Find all values of x which satisfy the inequality

[Petkovsky]

6^(2x+3) < 2^(x+7) * 3^(3x-1)

So what i did first was:

3^(2x+3) * 2^(2x+3) < 2^(x+7) * 3^(3x-1)

Now i don't know how to set up the equation. I guess this is not correct

2*(2x+3) < x+7 + 3x - 1

 

[nicksauce]

First of all, what is it that you're trying to do? Find for which x this is true? Show that it is always true? Show that it is never true?

 

[Petkovsky]

Find all values of x which satisfy the inequality. Sorry i didnt mention, i thought it was clear.

 

[tiny-tim]

6^(2x+3) < 2^(x+7) * 3^(3x-1)

Hi Petkovsky!

Hint: take logs.

 

[Gib Z]

We needn't even take logs, the numbers happen to work out very nicely =]

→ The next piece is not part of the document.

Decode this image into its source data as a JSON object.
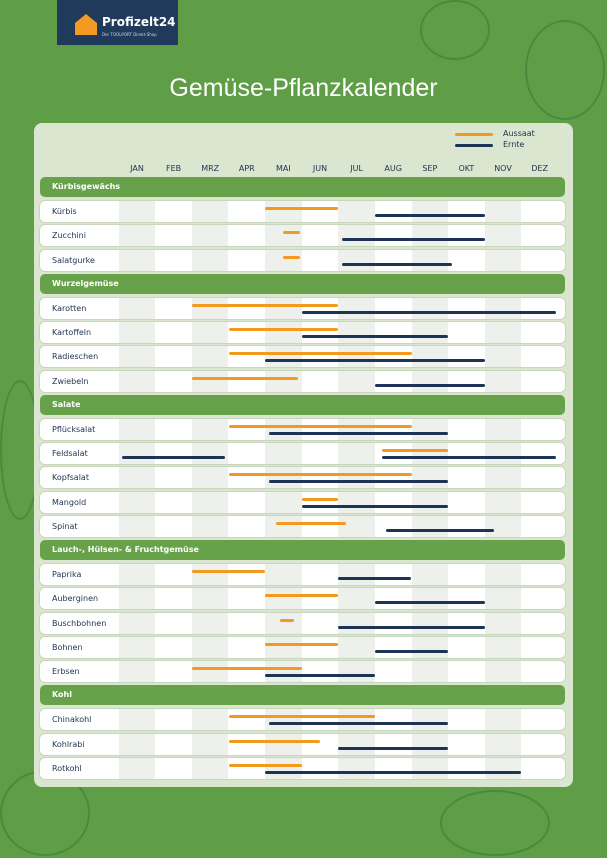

Q: Find x such that; 6^{2x+3} &lt; 2^{x+7} \cdot 3^{3x-1}.

Rewrite the exponents on the RHS to also have 2x+3's, RHS = \frac{2^{2x+3}}{2^{x-4}} \cdot 3^{2x+3} 3^{x-4} = 6^{2x+3} \left( \frac{3}{2} \right)^{ x-4}.

The question is much easier in this form.